A comet of mass `10^(8)` kg travels around the sun in an elliptical orbit . When it is closed to the sun it is `2.5 xx 10 ^(11)` m away and its speed is `2 xx 10 ^(4) m s^(-1)` Find the change in kinetic energy when it is farthest from the sun and is `5 xx 10 ^(10)` m away from the sun

To solve the problem, we need to find the change in kinetic energy of the comet when it moves from its closest point to the sun to its farthest point.
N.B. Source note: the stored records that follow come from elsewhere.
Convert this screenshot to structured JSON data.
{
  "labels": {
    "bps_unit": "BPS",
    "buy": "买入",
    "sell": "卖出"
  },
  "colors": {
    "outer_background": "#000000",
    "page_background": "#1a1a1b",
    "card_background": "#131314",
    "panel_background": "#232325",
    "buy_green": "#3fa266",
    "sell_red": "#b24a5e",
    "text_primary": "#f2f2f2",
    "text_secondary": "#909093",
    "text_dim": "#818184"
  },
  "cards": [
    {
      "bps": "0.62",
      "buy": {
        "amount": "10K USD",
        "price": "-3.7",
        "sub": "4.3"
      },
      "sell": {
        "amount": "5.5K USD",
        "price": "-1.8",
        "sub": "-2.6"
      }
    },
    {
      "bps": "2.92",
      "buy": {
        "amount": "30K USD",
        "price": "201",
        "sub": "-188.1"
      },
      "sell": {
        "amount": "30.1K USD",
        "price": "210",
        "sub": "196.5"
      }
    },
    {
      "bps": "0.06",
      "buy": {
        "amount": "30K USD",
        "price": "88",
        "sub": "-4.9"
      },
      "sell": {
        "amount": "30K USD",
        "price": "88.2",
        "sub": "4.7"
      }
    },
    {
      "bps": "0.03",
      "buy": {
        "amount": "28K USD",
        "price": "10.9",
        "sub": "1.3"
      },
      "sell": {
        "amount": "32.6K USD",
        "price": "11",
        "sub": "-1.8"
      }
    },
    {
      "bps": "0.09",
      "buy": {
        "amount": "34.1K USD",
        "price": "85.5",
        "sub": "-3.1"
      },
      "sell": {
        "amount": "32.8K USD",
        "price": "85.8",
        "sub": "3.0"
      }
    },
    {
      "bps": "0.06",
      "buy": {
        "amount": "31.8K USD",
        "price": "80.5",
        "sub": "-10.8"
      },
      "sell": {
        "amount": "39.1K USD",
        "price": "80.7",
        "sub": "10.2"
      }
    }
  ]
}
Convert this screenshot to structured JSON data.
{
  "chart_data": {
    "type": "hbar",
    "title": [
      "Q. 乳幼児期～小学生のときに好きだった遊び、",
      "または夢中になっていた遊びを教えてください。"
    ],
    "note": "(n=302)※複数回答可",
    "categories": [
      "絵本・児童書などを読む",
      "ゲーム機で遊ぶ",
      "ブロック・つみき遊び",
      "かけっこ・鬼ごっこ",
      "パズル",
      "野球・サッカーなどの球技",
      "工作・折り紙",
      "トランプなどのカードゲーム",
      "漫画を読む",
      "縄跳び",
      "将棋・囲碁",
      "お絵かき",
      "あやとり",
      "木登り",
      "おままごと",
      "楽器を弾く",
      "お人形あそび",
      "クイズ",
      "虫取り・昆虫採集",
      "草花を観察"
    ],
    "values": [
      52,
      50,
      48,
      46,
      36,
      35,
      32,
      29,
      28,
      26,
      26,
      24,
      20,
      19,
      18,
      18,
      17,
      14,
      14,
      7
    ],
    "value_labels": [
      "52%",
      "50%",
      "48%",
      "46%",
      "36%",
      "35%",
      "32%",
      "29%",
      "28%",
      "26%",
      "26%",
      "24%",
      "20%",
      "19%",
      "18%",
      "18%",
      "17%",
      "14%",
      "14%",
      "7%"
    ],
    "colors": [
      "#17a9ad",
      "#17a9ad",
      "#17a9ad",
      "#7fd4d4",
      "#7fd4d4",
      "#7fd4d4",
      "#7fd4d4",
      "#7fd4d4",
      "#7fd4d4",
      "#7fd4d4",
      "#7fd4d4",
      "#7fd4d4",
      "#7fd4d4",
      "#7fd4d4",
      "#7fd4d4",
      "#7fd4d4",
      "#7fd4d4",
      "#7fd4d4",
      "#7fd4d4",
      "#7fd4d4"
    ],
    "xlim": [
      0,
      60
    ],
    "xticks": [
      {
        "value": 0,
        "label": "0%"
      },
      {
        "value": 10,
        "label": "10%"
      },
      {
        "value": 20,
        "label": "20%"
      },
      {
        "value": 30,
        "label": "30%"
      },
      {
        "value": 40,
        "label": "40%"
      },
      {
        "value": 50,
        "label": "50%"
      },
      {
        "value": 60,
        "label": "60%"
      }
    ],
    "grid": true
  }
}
We will use the principle of conservation of angular momentum and the formula for kinetic energy. ### Step-by-Step Solution: 1. **Identify Given Values:** - Mass of the comet, \( m = 10^8 \, \text{kg} \) - Distance when closest to the sun, \( r_a = 2.5 \times 10^{11} \, \text{m} \) - Speed when closest to the sun, \( v = 2 \times 10^4 \, \text{m/s} \) - Distance when farthest from the sun, \( r_b = 5 \times 10^{10} \, \text{m} \) 2. **Use Conservation of Angular Momentum:** - Angular momentum at point A (closest to the sun): \[ L_a = m \cdot v \cdot r_a \] - Angular momentum at point B (farthest from the sun): \[ L_b = m \cdot v_0 \cdot r_b \] - Since angular momentum is conserved, \( L_a = L_b \): \[ m \cdot v \cdot r_a = m \cdot v_0 \cdot r_b \] - We can cancel \( m \) from both sides: \[ v \cdot r_a = v_0 \cdot r_b \] - Rearranging for \( v_0 \): \[ v_0 = v \cdot \frac{r_a}{r_b} \] 3. **Substitute Values:** - Substitute \( v = 2 \times 10^4 \, \text{m/s} \), \( r_a = 2.5 \times 10^{11} \, \text{m} \), and \( r_b = 5 \times 10^{10} \, \text{m} \): \[ v_0 = 2 \times 10^4 \cdot \frac{2.5 \times 10^{11}}{5 \times 10^{10}} \] - Simplifying: \[ v_0 = 2 \times 10^4 \cdot 5 = 10 \times 10^4 = 1 \times 10^5 \, \text{m/s} \] 4. **Calculate Kinetic Energies:** - Kinetic energy at point A: \[ KE_a = \frac{1}{2} m v^2 = \frac{1}{2} \cdot 10^8 \cdot (2 \times 10^4)^2 \] \[ KE_a = \frac{1}{2} \cdot 10^8 \cdot 4 \times 10^8 = 2 \times 10^{16} \, \text{J} \] - Kinetic energy at point B: \[ KE_b = \frac{1}{2} m v_0^2 = \frac{1}{2} \cdot 10^8 \cdot (1 \times 10^5)^2 \] \[ KE_b = \frac{1}{2} \cdot 10^8 \cdot 1 \times 10^{10} = 0.5 \times 10^{18} \, \text{J} = 5 \times 10^{17} \, \text{J} \] 5. **Calculate Change in Kinetic Energy:** - Change in kinetic energy: \[ \Delta KE = KE_b - KE_a = 5 \times 10^{17} - 2 \times 10^{16} \] \[ \Delta KE = 5 \times 10^{17} - 0.2 \times 10^{17} = 4.8 \times 10^{17} \, \text{J} \] ### Final Answer: The change in kinetic energy when the comet is farthest from the sun is \( 4.8 \times 10^{17} \, \text{J} \).